Surely, the veteran cornerback understands just how silly this all looks now that his former team has cut ties with his replacement before said replacement even set foot on the field for a regular-season game.
The Jets had hoped that Dimitri Patterson would be that relatively inexpensive one-year rental that Cromartie gladly would have agreed to. But now the Jets are left with egg on their face after spurning Cromartie and then signing Patterson to a one-year, $3-million deal in April. Less than five months later, the Jets suspended Patterson after he mysteriously left the team just before last week's preseason game against the Giants. And on Saturday, they bid a final goodbye to the 31-year-old cornerback by releasing him.

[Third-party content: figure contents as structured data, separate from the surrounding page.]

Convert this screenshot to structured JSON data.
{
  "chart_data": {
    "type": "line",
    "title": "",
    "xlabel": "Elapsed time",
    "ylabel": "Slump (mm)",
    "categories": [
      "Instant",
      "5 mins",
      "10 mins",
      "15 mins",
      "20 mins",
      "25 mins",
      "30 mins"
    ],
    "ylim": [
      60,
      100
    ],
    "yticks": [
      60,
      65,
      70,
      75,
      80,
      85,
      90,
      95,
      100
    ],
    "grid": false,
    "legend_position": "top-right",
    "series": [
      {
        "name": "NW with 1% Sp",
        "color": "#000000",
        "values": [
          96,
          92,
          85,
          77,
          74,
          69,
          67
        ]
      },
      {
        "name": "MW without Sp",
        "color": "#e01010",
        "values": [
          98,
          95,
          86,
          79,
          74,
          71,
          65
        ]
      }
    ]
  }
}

You could see this move coming with the back-and-forth between coach Rex Ryan, general manager John Idzik and Patterson. After Ryan and Idzik said Patterson went AWOL without communicating with the team, Patterson accused both men of lying in a text message to ESPN's Josina Anderson.
So let's see.
First, Patterson quits on his team -- and yes, by failing to show up for a game in which he was expected to play, that is quitting.
Next, Patterson reports back to the team, explains himself to Ryan and Idzik, and is suspended while the Jets get more information about exactly what happened last weekend.
And then there is the text message refuting the Jets' version of events.
Not a good way to ingratiate yourself with your new bosses. Not a good way to look after your financial well-being by risking $3 million -- money Patterson may never get back. After all, who's going to pay that much to a 31-year-old player with a history of injuries who was just suspended and released?
You knew it would not end well for Patterson. After Thursday night's preseason game in Philadelphia in which the Jets' backups were obliterated by the Eagles, 37-7, Ryan was asked about Patterson's contention that he hadn't gone AWOL and remained committed to the team. If you had seen the look on Ryan's face and heard the contempt in his voice, you would have known it was over for Patterson.
"We'll address that at the appropriate time," Ryan said through clenched teeth. "I'm not going to address it until Monday."
No need to wait that long. The Jets addressed it on Saturday, when they told him to get lost.
A sad ending for Patterson, and an unfortunate one for the Jets, too. They could have avoided this nonsense by giving that contract to Cromartie, who would have been happy to take it to stay with the team.
Cromartie was slowed by a hip problem last year and wasn't up to his usual standards; I get that. But he was checked out in the offseason and didn't need surgery, just rest. Cromartie, a year younger than Patterson, wound up signing a one-year, $3.25-million contract with the Cardinals and now starts opposite Patrick Peterson.
You don't think the Jets would be that much better off if Cromartie were here? At least they'd have a capable veteran in the secondary, not a journeyman like Patterson who had a history of injuries the last two years and dealt with ankle, calf and quadriceps problems early in the preseason.
With first-round cornerback Dee Milliner's status in question for the opener because of his own ankle problem, the Jets are down to players such as converted safety Antonio Allen, Ellis Lankster, Darrin Walls and Kyle Wilson, who can't be trusted to play on the outside and has been reduced to a nickel corner.
Ryan and Idzik were right to be done with Patterson and release him; no sense throwing good money after bad and keeping a player who quit on his coaches and teammates. It's the decision to sign Patterson in the first place that can be second-guessed. Especially when the Jets had a far more sensible alternative with Cromartie.